Speaking to reporters aboard Air Force One while returning from his bilateral summit with Chinese President Xi Jinping, former U.S. President Donald Trump made a surprise announcement Friday: U.S. aerospace giant Boeing is set to secure its first major sale to China in nearly a decade, anchored by a 200-aircraft order. Trump added that the preliminary agreement includes a Chinese reservation for up to 750 Boeing aircraft total, a deal he framed as a key win from the high-stakes Beijing meeting.
Neither the Chinese government nor Boeing has issued an official statement confirming the proposed transaction, which would mark a critical turning point for the U.S. manufacturer, for whom China was once a core pillar of long-term global growth. Boeing Chief Executive Kelly Ortberg was among the cohort of top American business leaders who traveled with Trump to China, part of a broader delegation pushing to expand U.S. goods and services access to the massive Chinese market. Trump also noted the deal would deliver secondary gains to industrial conglomerate General Electric, which he says will supply between 400 and 450 aircraft engines for the order. GE Aerospace CEO H. Lawrence Culp also joined the presidential trip, but the company has not issued any immediate comment on the reported agreement.
The Trump administration has centered Boeing as a key asset in its broader strategy to revitalize American manufacturing in recent years, a push that already delivered large commercial jet orders from Qatar and Saudi Arabia during a 2023 Middle East presidential visit. Still, the lack of formal confirmation from all involved parties has left industry analysts cautious about the actual scope of any potential agreement. Bonnie Glaser, managing director of the German Marshall Fund’s Indo-Pacific program, noted that while many observers hoped the Xi-Trump summit would produce concrete, public deal announcements, the trip ended with deep uncertainty over the actual terms of any bilateral commercial agreements.
“All we have right now is the announcement the president made to the world that China agreed to this,” Glaser told reporters during a Friday media briefing. “We really have to wait for official numbers from Boeing or the Chinese government to confirm this. This is not an isolated case—we still have no concrete details on reported agreements for soy, liquefied natural gas, and beef either.”
For Boeing, a breakthrough in China could not come at a more pivotal moment. Before the COVID-19 pandemic, roughly one in every three narrowbody aircraft Boeing delivered globally went to Chinese operators. But that business collapsed sharply as geopolitical tensions drove a steady deterioration in U.S.-China trade relations over the past several years. Even ahead of the summit, Ortberg expressed optimism that any broad trade deal reached between Trump and Xi would open a meaningful new opportunity for Boeing, noting that the administration has prioritized supporting the company’s international growth efforts.

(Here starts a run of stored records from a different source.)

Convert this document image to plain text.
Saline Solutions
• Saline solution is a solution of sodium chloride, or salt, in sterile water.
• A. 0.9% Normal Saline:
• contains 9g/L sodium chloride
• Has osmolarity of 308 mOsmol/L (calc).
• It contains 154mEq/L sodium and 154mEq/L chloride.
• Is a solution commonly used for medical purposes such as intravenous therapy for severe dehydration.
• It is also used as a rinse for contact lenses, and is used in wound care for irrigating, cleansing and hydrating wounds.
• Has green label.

Ortberg stepped into the CEO role in 2024, a year marked by cascading crises for the 108-year-old manufacturer. In January 2024, an Alaska Airlines-operated 737 MAX suffered a mid-flight emergency when a door plug blew off the fuselage shortly after takeoff from Portland, Oregon, triggering widespread public and regulatory scrutiny over allegations of systemic production and quality control failures at the company, which sent its financial position under growing strain. Months later, the U.S. Department of Justice reopened a criminal investigation into Boeing linked to two deadly fatal 737 MAX crashes that killed 346 people between 2018 and 2019. The case ultimately concluded with a deferred agreement that saw Boeing pay an additional $1.1 billion in fines, victim compensation, and commit to sweeping internal safety and quality overhauls.
To cap off the turbulent year, more than 30,000 machinists at Boeing’s 737 MAX assembly facility in Renton, Washington, staged an eight-week work stoppage that stretched through the fall of 2024, disrupting production lines and piling further financial pressure on the already struggling company.